Town and Gown

I ran the Cambridge Town and Gown 10k on Sunday. It set me wondering about the history of the phrase 'Town and Gown'. Apparently its usage dates from the Middle Ages, when students admitted to European universities often held minor clerical status and wore clothing, including gowns, similar to that worn by the clergy. This dress code made students a recognisably distinct community from ordinary city residents. Thus town referred to the non-academic population and gown the university community.

One article notes that 'Historically, colleges and universities literally walled themselves off from their host communities. This was particularly the case in urban settings … community and government agencies, in turn, have often viewed colleges as pariahs, complaining about their tax-exempt status, physical encroachment, and noisy students. The term town-gown itself typically conjures up acrimony and tension which has frequently played out when academic and community stakeholders have interacted'.

Over time the conflicts have ironed out and the run seemed like a celebration of achieving inclusiveness and diversity in the pursuit of a common goal – in this case fund raising for muscular dystrophy. The 1500 runners included students, townspeople and visitors reflecting all races, nationalities, physical build, ages (if you count the supporting cast of babies, toddlers, elders) and running ability. It was a great event. Making the event successful for the runners was a similarly diverse organisation of volunteer marshalls, police, first aiders, technology people and others.

So what does it take to bridge acrimony and tension (town v gown) and end up with a collaborative event? And does a single event like this reflect a true bridging or is it a one-off example of what could never happen on a day to day basis? I ask because I meet distinct communities every day in my working life: central v regional, head office v product lines, digital v technology, sales v marketing, etc.

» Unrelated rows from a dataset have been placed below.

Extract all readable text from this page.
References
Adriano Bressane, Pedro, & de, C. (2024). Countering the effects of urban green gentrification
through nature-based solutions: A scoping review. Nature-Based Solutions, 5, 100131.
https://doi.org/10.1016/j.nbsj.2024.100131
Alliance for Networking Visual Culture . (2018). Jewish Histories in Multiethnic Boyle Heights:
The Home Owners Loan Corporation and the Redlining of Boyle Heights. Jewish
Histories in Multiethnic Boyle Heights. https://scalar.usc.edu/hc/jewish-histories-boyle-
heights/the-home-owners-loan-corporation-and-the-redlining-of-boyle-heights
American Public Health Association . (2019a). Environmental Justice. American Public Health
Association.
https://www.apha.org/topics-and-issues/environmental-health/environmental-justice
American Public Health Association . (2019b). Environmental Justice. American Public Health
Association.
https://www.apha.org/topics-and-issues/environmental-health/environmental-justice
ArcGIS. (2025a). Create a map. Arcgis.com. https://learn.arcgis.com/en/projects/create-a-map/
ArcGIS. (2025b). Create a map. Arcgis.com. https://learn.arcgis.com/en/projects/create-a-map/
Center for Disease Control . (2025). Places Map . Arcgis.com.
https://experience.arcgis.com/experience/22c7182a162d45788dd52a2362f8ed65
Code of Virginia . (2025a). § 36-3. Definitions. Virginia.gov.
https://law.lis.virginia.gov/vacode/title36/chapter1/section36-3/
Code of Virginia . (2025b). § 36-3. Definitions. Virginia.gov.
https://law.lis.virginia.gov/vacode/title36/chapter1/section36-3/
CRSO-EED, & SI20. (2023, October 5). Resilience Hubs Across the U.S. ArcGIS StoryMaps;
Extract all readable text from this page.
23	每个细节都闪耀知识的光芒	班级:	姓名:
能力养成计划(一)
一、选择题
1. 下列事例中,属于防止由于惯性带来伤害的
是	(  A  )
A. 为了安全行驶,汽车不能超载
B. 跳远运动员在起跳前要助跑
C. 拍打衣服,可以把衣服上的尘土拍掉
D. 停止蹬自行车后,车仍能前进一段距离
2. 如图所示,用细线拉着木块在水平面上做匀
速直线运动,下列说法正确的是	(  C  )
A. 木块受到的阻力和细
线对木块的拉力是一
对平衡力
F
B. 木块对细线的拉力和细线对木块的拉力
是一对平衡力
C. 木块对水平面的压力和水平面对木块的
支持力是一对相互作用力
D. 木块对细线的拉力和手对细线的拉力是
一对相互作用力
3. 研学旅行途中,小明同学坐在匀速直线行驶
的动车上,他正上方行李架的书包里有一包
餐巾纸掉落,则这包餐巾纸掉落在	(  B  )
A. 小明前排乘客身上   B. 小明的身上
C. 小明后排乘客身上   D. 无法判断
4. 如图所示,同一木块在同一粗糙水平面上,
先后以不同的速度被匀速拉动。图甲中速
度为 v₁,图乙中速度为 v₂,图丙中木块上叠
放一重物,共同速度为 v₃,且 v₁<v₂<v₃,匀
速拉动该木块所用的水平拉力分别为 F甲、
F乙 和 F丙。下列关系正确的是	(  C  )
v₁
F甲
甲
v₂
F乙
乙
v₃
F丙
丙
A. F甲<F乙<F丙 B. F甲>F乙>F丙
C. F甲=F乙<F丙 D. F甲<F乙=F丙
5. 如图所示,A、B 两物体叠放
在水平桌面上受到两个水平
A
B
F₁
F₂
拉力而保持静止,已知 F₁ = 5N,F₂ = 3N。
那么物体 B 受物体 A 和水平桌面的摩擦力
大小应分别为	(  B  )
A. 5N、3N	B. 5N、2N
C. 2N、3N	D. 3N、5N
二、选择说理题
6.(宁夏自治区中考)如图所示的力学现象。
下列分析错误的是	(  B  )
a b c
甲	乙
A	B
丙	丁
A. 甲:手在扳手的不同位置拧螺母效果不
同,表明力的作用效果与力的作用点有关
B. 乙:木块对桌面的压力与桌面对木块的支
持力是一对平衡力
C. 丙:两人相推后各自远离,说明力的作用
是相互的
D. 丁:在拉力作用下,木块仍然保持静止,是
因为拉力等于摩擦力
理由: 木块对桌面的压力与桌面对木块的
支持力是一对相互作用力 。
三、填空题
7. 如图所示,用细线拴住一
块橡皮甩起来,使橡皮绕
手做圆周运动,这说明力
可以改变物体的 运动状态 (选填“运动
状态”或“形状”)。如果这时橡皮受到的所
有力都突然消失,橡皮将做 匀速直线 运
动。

Alongside these distinct communities are worthy statements about silo busting, or collaboration, or 'one organisation', or multi-disciplinary teams or valuing diversity, or inclusiveness – or all of these, and yet degrees of acrimony and tension seem to be a lot of what is actually in play.

Part of my organisation design work is to get to the equivalent of the Town and Gown run – a fun and productive experience that values participation, diversity and inclusiveness – but I need to design it into the day to day and not just see it arise for a specific event.

Some questions directed towards solving issues of acrimony and tension are asked in The Palace: Perspectives on Organisation Design and these have helped in the work I am involved with:

  • How can we transform individual interests into common concerns?
  • What are the 'pull' factors that will encourage new ways of working?
  • How can we involve customers (internal and external) as co-developers?
  • What values do we hold, what interests do we share?
  • How can we experiment and involve recipients as co-developers?
  • Are we committed to listen, learn and adjust as we go along? Do we need any processes to help us do this better?

With these questions in mind we have collectively developed some guiding principles for organisation design and development that have the active support of the leadership team(s). As we work we see the principles in action are beginning to have some effect in bridging the tensions, defusing acrimony and supporting the more participative, inclusive, diverse organisation we are aiming for.

What are your techniques for bridging tension and acrimony between distinct communities in your organisation design work? Let me know.